I tend to think about Aitchison more with filtering (how can I get rid of rare organisms to decrease my zeros), but you may have different thoughts/constraints.

Hope this helps and adds on the awesome job @salias is doing! Thank you

Best,
Justine

rahel_park · August 1, 2024, 9:13pm

Hi @salias and @jwdebelius ,
Thank you both for your comments!
Indeed, i had this impression as well that for distance calculations it's not always obligatory to normalize. Running the rarefaction curves takes some time, so meanwhile I just normalized to relative abundance the table, then bray curtis and permanova to check which variable has significant effect. Now the number of reads variable gets F 1.0385467 and p-value 0.354 (compared to F 3.8 and p-value 0.001 with counts). (Nreads is a variable in metadata, metaphlan mapped reads...).

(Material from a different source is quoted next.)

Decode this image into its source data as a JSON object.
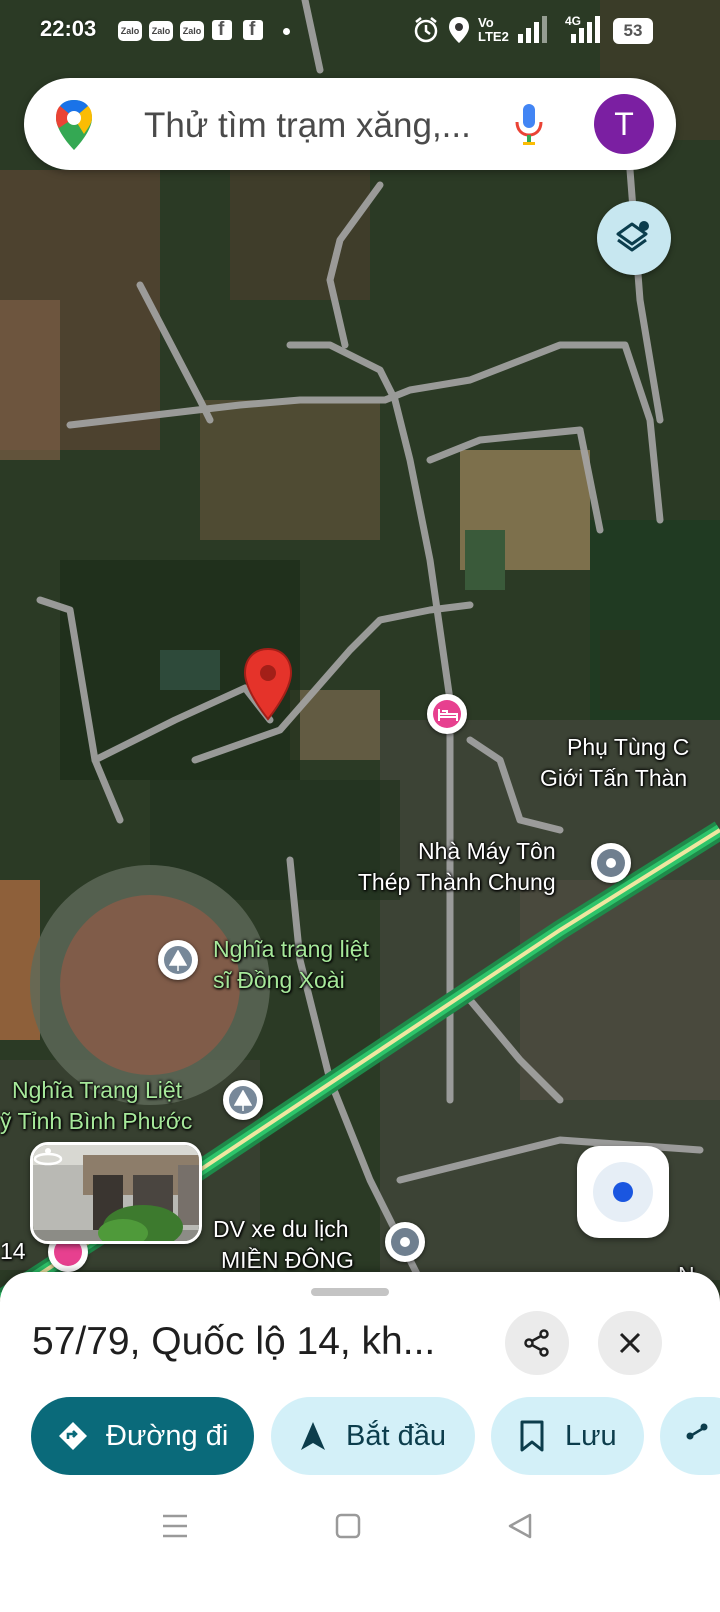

Meanwhile the values for the rest of the variables didn't change that much.
For Ancombc the only filtering in based on prevalence, but I will look into more filtering steps and try out also DEICODE.

My note about the other topic that I opened was not about rushing someone to answer, just mentioned in case you have some more insight ;), didn't expect that you read all the posts on the forum! In general I do find that the questions here are answered really fast and thoroughly, great work! And this is one of the main reasons I like QIIME - because of the active forum with a lot of helpful information.

system · September 2, 2024, 3:13am

This topic was automatically closed 31 days after the last reply. New replies are no longer allowed.